O Reino Unido é um paradoxo
Pode parecer paradoxal para os europeus continentais que os britânicos se preocupem com a sorte da zona euro. “O próprio Reino Unido é um paradoxo”, ri-se. “Por um lado, esperamos que o euro tenha sucesso – os bancos ingleses estão muito expostos ao continente. A interligação hoje das economias e dos sistemas financeiros na Europa é imensa. Mas, por outro lado, a situação atual pode colocar em risco o relacionamento do Reino Unido com a União Europeia”, acrescenta.
“Para mim a União Europeia é sobretudo comércio livre e liberdade de movimentos de capital e de trabalho, não uma instituição política. Não creio que o Reino Unido aceite regras de um compacto orçamental, o projeto que está em cima da mesa. De facto, há um problema de longo prazo sobre o que quer o Reino Unido em relação à União Europeia”, refere, ainda, o economista-chefe da Deloitte Research.

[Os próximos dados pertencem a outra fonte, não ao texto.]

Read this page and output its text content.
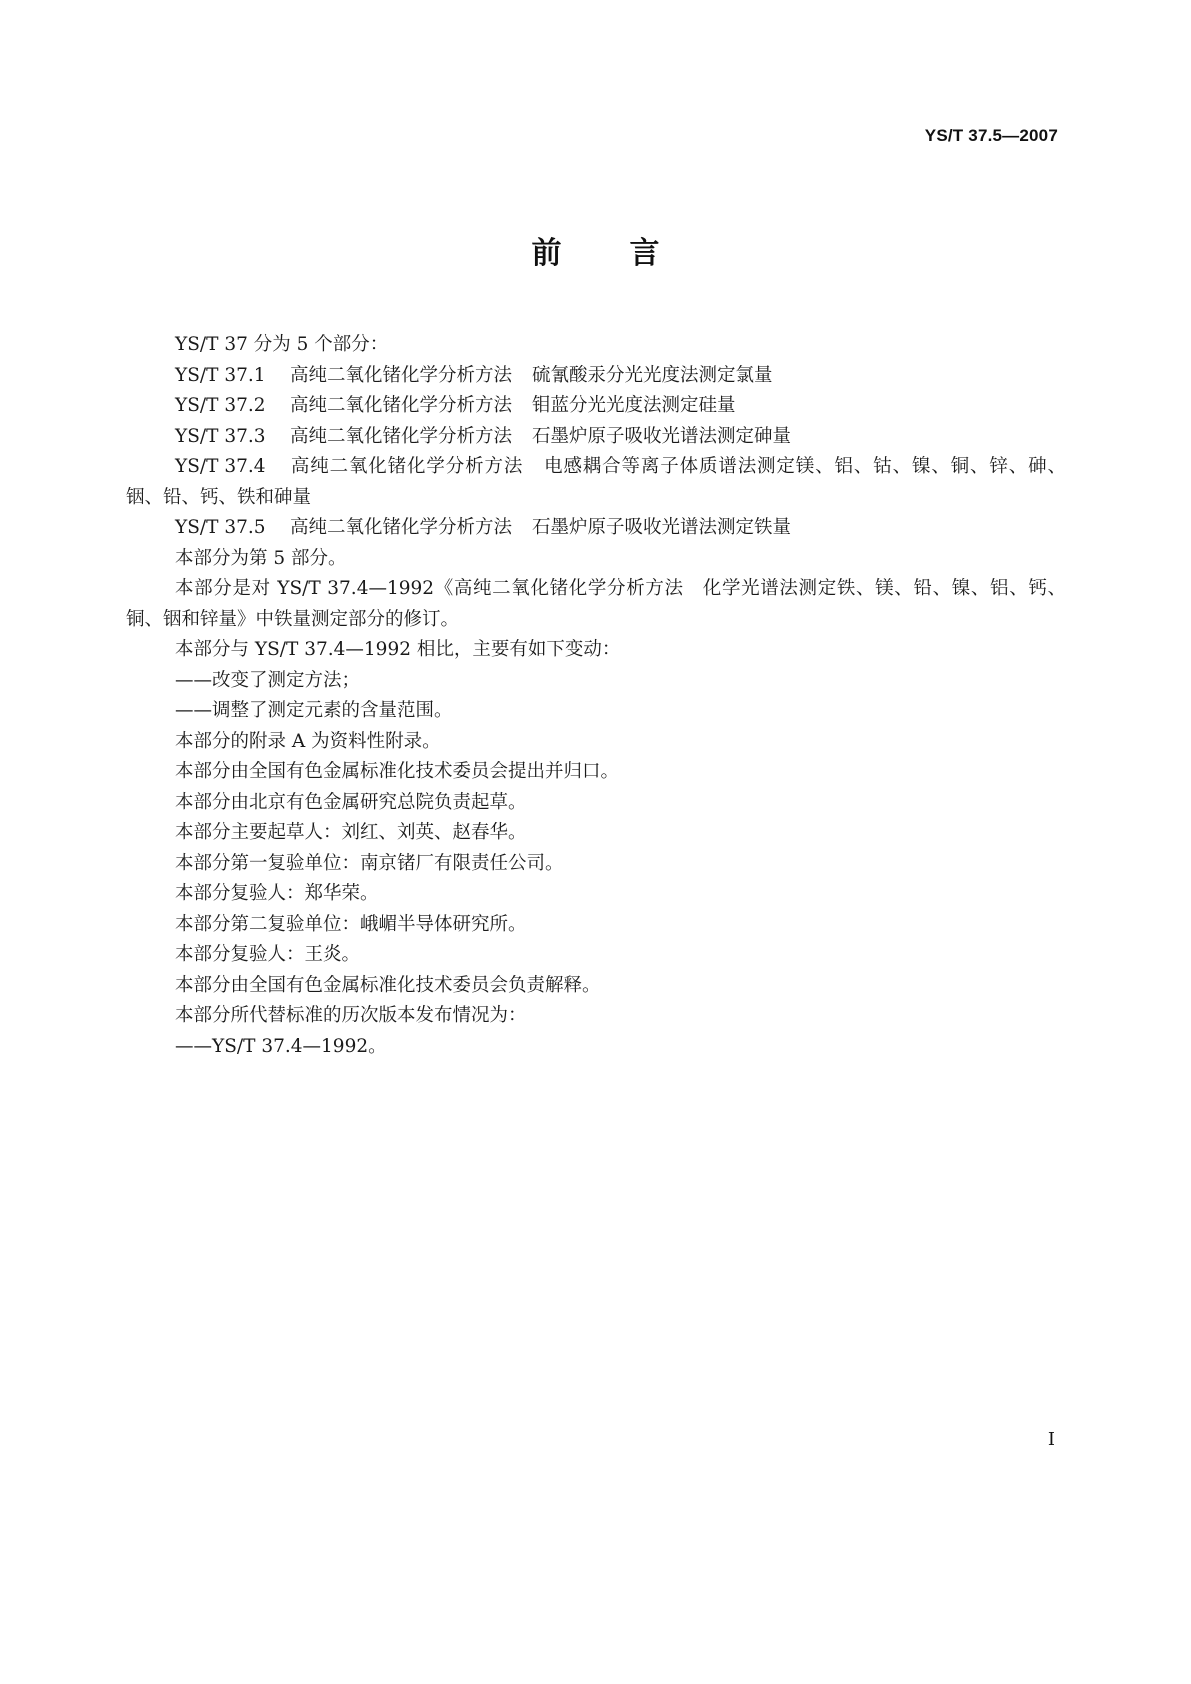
YS/T 37.5—2007
前 言

YS/T 37 分为 5 个部分：

YS/T 37.1 高纯二氧化锗化学分析方法 硫氰酸汞分光光度法测定氯量

YS/T 37.2 高纯二氧化锗化学分析方法 钼蓝分光光度法测定硅量

YS/T 37.3 高纯二氧化锗化学分析方法 石墨炉原子吸收光谱法测定砷量

YS/T 37.4 高纯二氧化锗化学分析方法 电感耦合等离子体质谱法测定镁、铝、钴、镍、铜、锌、砷、铟、铅、钙、铁和砷量

YS/T 37.5 高纯二氧化锗化学分析方法 石墨炉原子吸收光谱法测定铁量

本部分为第 5 部分。

本部分是对 YS/T 37.4—1992《高纯二氧化锗化学分析方法　化学光谱法测定铁、镁、铅、镍、铝、钙、铜、铟和锌量》中铁量测定部分的修订。

本部分与 YS/T 37.4—1992 相比，主要有如下变动：

——改变了测定方法；

——调整了测定元素的含量范围。

本部分的附录 A 为资料性附录。

本部分由全国有色金属标准化技术委员会提出并归口。

本部分由北京有色金属研究总院负责起草。

本部分主要起草人：刘红、刘英、赵春华。

本部分第一复验单位：南京锗厂有限责任公司。

本部分复验人：郑华荣。

本部分第二复验单位：峨嵋半导体研究所。

本部分复验人：王炎。

本部分由全国有色金属标准化技术委员会负责解释。

本部分所代替标准的历次版本发布情况为：

——YS/T 37.4—1992。

I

No fundo, coloca-se aos britânicos um dilema estratégico. “É inconcebível ser parte dessa integração em curso. O Reino Unido pode ser colocado numa posição em que seja forçado a sair da União”. Na resolução do problema da crise da dívida da zona euro, Ian prefere que seja o Fundo Monetário Internacional a atuar.

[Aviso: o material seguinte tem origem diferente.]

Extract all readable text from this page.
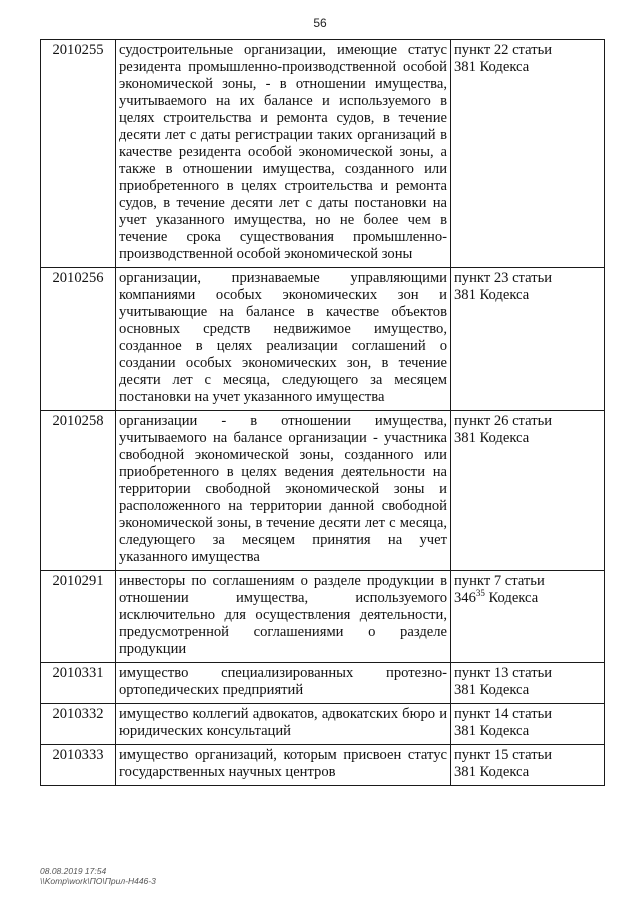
56
2010255	судостроительные организации, имеющие статус резидента промышленно-производственной особой экономической зоны, - в отношении имущества, учитываемого на их балансе и используемого в целях строительства и ремонта судов, в течение десяти лет с даты регистрации таких организаций в качестве резидента особой экономической зоны, а также в отношении имущества, созданного или приобретенного в целях строительства и ремонта судов, в течение десяти лет с даты постановки на учет указанного имущества, но не более чем в течение срока существования промышленно-производственной особой экономической зоны	пункт 22 статьи
381 Кодекса

2010256	организации, признаваемые управляющими компаниями особых экономических зон и учитывающие на балансе в качестве объектов основных средств недвижимое имущество, созданное в целях реализации соглашений о создании особых экономических зон, в течение десяти лет с месяца, следующего за месяцем постановки на учет указанного имущества	пункт 23 статьи
381 Кодекса

2010258	организации - в отношении имущества, учитываемого на балансе организации - участника свободной экономической зоны, созданного или приобретенного в целях ведения деятельности на территории свободной экономической зоны и расположенного на территории данной свободной экономической зоны, в течение десяти лет с месяца, следующего за месяцем принятия на учет указанного имущества	пункт 26 статьи
381 Кодекса

2010291	инвесторы по соглашениям о разделе продукции в отношении имущества, используемого исключительно для осуществления деятельности, предусмотренной соглашениями о разделе продукции	пункт 7 статьи
346$^{35}$ Кодекса

2010331	имущество специализированных протезно-ортопедических предприятий	пункт 13 статьи
381 Кодекса

2010332	имущество коллегий адвокатов, адвокатских бюро и юридических консультаций	пункт 14 статьи
381 Кодекса

2010333	имущество организаций, которым присвоен статус государственных научных центров	пункт 15 статьи
381 Кодекса
08.08.2019 17:54
\\Komp\work\ПО\Прил-Н446-3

Façam como os chineses e os indianos
Quanto às empresas, a mensagem é clara: “Usem a liquidez disponível para procederem a aquisições baratas, tal como fazem os asiáticos, os chineses ou os indianos”. De facto, nos resultados do inquérito, os administradores financeiros vêm oportunidades de crescimento na aquisição de empresas ou de outros ativos a bom preço, bem como explorar as fraquezas da concorrência.
Em termos de estratégia, o economista-chefe da Deloitte Research defende que as empresas devem procurar segmentos de negócio não dependentes do crescimento do Produto Interno Bruto, relativamente protegidas das oscilações dos ciclos económicos.

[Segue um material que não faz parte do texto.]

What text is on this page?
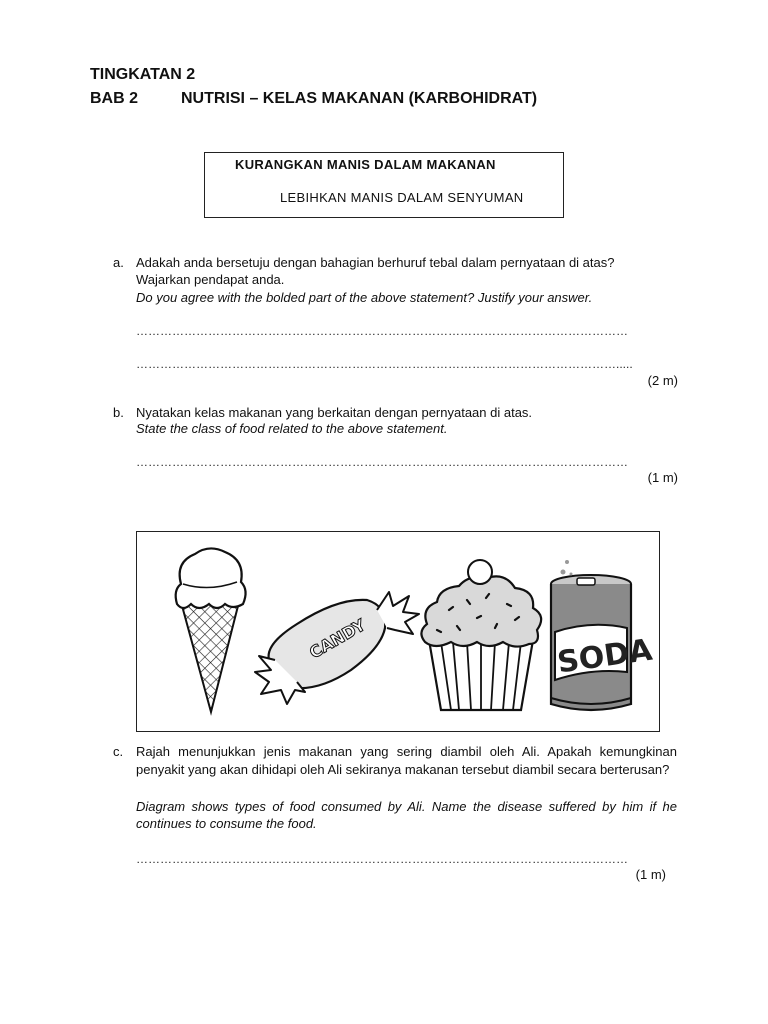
TINGKATAN 2
BAB 2	NUTRISI – KELAS MAKANAN (KARBOHIDRAT)
KURANGKAN MANIS DALAM MAKANAN
LEBIHKAN MANIS DALAM SENYUMAN
a. Adakah anda bersetuju dengan bahagian berhuruf tebal dalam pernyataan di atas? Wajarkan pendapat anda.
Do you agree with the bolded part of the above statement? Justify your answer.
……………………………………………………………………………………………………………
………………………………………………………………………………………………………….....
(2 m)
b. Nyatakan kelas makanan yang berkaitan dengan pernyataan di atas.
State the class of food related to the above statement.
……………………………………………………………………………………………………………
(1 m)
CANDY	SODA
c. Rajah menunjukkan jenis makanan yang sering diambil oleh Ali. Apakah kemungkinan penyakit yang akan dihidapi oleh Ali sekiranya makanan tersebut diambil secara berterusan?
Diagram shows types of food consumed by Ali. Name the disease suffered by him if he continues to consume the food.
……………………………………………………………………………………………………………
(1 m)
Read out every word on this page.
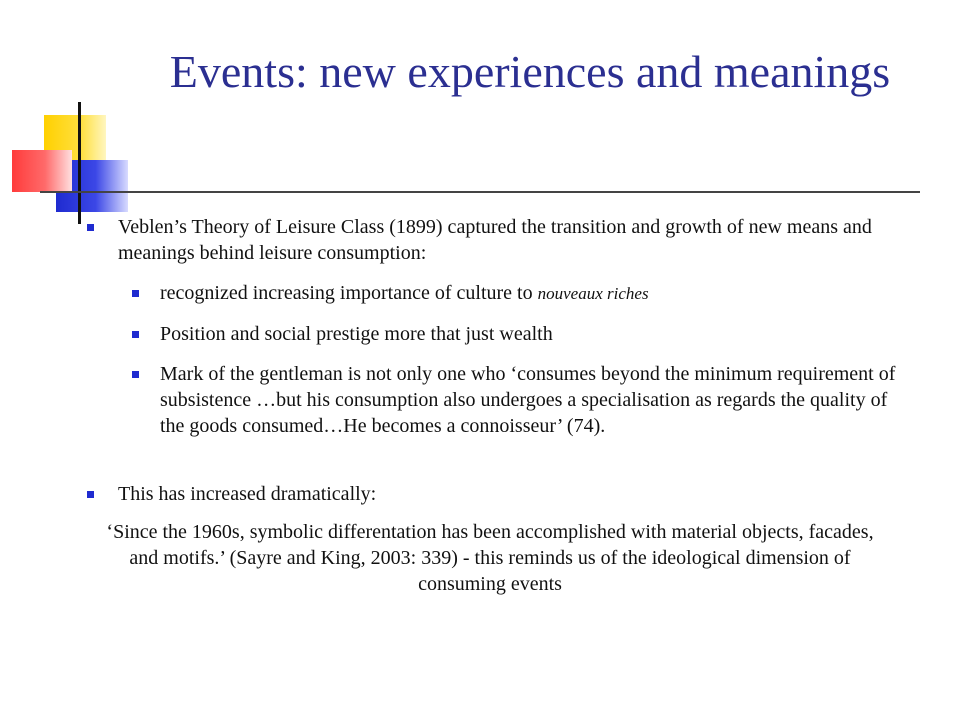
Events: new experiences and meanings
Veblen’s Theory of Leisure Class (1899) captured the transition and growth of new means and meanings behind leisure consumption:
recognized increasing importance of culture to nouveaux riches
Position and social prestige more that just wealth
Mark of the gentleman is not only one who ‘consumes beyond the minimum requirement of subsistence …but his consumption also undergoes a specialisation as regards the quality of the goods consumed…He becomes a connoisseur’ (74).
This has increased dramatically:
‘Since the 1960s, symbolic differentation has been accomplished with material objects, facades, and motifs.’ (Sayre and King, 2003: 339) - this reminds us of the ideological dimension of consuming events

As prioridades que os administradores financeiros inquiridos pela Deloitte apontam centram-se em seis áreas: reduzir custos, aumentar o cash flow, introduzir novos produtos e serviços ou expandir para novos mercados, reter liquidez nos balanços, proceder a aquisições e fusões ou expandir organicamente (através de criação de emprego, de investimento em capital fixo ou de desenvolvimento dos produtos). “Invistam para o longo prazo”, aconselha, a terminar, Ian Stewart.
Antes de entrar na Deloitte, Ian Stewart foi economista-chefe da Merrill Lynch para a Europa, em Londres. Foi responsável no Partido Conservador pelo Departamento de Investigação e foi economista da Confederação da Indústria Britânica.